The greater part of the field has been covered step by step, cast by cast, by the sower. He went forth to sow, and the evening is at hand. Some of the seed he sowed has fallen upon good ground, ground over which the plowman passed, prepared and made ready for the seed. The sower’s day is nearly gone. Now his work is over, and he has bent his steps home. Let us think about the good ground where he cast the seed.
There lies the seed, hidden in the soil. In due time it receives the gentle rain, and the hot sun’s rays crumble the large pieces of soil over it, and in its tiny bed of earth each precious grain begins to strike downwards in the power of life, and after that to rise upwards. First root, then shoot. The field begins to be covered with tender green shoots, and these rise up and grow strong for the winds to sway to and fro. A few weeks more and all may see what the patient sower wrought on the bright spring day. What wonders have followed the swing of his arm and the measured tread of his feet! But he did not do his work merely to clothe the hill slope with green. He sowed his seed for the harvest of his master. So we will visit the field again. The sun has ripened the corn which the good ground bore; the field is yellow with waving corn, with countless golden ears all bending low; the one grain has become thirty, sixty, and even a hundred. If we like to have pictures of birds of the air, and brambles, familiar to us in England, let us also have a picture of such fruitful wheat as grows in Eastern lands, and which bears some thirty, some sixty, some an hundred fold.
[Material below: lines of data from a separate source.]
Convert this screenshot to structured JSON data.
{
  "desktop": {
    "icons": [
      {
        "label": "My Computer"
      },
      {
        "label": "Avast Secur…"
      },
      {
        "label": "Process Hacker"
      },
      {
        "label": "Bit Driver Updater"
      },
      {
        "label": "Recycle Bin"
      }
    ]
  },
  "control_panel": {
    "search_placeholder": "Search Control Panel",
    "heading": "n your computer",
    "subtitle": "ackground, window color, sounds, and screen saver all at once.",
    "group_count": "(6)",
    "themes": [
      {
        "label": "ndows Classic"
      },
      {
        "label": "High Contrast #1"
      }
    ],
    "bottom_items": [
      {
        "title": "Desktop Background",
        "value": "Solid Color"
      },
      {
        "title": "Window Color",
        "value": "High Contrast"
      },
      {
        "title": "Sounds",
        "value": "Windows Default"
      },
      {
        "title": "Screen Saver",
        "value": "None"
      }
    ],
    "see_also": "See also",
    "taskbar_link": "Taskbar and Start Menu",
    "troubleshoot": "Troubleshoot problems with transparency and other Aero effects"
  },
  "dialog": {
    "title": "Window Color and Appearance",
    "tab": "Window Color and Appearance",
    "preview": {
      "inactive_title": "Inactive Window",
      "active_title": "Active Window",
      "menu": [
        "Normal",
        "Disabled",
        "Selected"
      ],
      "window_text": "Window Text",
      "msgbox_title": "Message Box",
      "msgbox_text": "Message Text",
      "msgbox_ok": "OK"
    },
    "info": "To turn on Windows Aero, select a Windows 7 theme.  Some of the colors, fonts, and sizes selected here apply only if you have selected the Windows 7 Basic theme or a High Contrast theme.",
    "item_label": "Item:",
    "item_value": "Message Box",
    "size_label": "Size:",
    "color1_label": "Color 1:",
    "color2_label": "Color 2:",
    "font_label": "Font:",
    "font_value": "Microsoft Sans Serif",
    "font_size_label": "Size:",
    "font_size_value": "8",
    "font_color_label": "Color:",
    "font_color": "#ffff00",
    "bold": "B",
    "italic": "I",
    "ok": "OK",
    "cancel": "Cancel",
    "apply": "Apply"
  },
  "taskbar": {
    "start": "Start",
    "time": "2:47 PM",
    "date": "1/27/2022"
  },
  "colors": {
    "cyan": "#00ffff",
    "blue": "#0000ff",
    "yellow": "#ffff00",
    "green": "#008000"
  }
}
Now, what does the Master say of the good ground? Good ground hearers hear and understand; hear and receive; hear and keep; and bring forth with patience. You are all hearers, dear young friends. Do you understand? Receive? Keep? If so you will certainly bring forth, and may it be with lifelong patience.
The wayside hearer did not understand. The rocky ground hearer did not receive. The thorn and briar hearer did not keep. None of these brought forth fruit. We ourselves are the soil; we are part of the field; and we ourselves are with patience bringing forth, if we, indeed, are profitable hearers. The life of the boy and girl, the youth and maiden, the man and woman, proves his or her true Christianity, and the Master of the Field is waiting for the harvest.
Look well at our four little pictures, and think well over the solemn meaning of path, rock, thorns, and the ears of corn.